In deze zaak heeft de Rechtbank Amsterdam op 15 augustus 2019 uitspraak gedaan over een vordering tot overlevering van een opgeëiste persoon, ingediend door de officier van justitie. De vordering was gebaseerd op een Europees aanhoudingsbevel (EAB) dat was uitgevaardigd door de Regional Court in Poznań, Polen, op 30 juli 2018. De opgeëiste persoon, geboren in Polen en zonder vaste woon- of verblijfplaats in Nederland, was in Nederland aangetroffen en werd verzocht om overgeleverd te worden voor de tenuitvoerlegging van verschillende vrijheidsstraffen die hem waren opgelegd in Polen.

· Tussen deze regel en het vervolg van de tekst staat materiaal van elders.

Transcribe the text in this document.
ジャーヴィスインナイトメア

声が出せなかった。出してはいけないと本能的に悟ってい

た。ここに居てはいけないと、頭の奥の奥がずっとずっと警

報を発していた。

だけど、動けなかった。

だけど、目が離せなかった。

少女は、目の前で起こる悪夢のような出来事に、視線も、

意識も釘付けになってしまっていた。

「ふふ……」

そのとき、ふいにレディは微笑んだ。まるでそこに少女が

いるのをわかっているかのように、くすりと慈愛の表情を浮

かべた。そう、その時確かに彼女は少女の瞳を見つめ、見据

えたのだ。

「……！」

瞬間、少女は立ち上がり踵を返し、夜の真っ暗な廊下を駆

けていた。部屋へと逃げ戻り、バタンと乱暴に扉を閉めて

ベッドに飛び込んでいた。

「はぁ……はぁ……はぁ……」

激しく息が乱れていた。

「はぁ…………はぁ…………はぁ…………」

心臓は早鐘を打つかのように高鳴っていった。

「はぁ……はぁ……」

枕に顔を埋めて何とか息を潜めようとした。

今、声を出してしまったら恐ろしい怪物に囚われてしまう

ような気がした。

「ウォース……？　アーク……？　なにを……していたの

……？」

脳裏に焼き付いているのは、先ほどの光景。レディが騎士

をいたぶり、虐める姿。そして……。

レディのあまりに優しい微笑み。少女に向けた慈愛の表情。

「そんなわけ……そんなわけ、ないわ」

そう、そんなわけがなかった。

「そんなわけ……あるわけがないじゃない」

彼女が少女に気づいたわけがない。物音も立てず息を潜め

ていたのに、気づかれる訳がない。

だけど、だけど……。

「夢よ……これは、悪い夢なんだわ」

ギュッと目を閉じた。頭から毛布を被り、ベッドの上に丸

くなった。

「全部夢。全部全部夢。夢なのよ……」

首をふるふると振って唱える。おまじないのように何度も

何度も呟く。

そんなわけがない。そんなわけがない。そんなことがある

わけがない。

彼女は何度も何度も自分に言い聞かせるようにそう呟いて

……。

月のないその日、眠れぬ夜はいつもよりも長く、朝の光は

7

De rechtbank heeft de identiteit van de opgeëiste persoon vastgesteld en de inhoud van het EAB beoordeeld. Het EAB vermeldde dat de opgeëiste persoon niet aanwezig was bij de rechtszittingen die leidden tot de opgelegde straffen. De rechtbank heeft vastgesteld dat de opgeëiste persoon niet in persoon is verschenen bij de behandeling ter terechtzitting en dat er geen van de in artikel 12, sub a tot en met d, van de Overleveringswet genoemde omstandigheden zich hebben voorgedaan. Dit leidde tot de conclusie dat de weigeringsgrond van toepassing was.
Op basis van deze overwegingen heeft de rechtbank de overlevering van de opgeëiste persoon geweigerd en de geschorste overleveringsdetentie opgeheven. De uitspraak werd gedaan door een meervoudige kamer, onder leiding van voorzitter mr. C. Klomp, en de andere rechters, mrs. A.W.C.M. van Emmerik en H.G. van der Wilt. De griffier, R. Rog, was ook aanwezig bij de uitspraak. Tegen deze uitspraak staat geen gewoon rechtsmiddel open, zoals bepaald in artikel 29, tweede lid, van de Overleveringswet.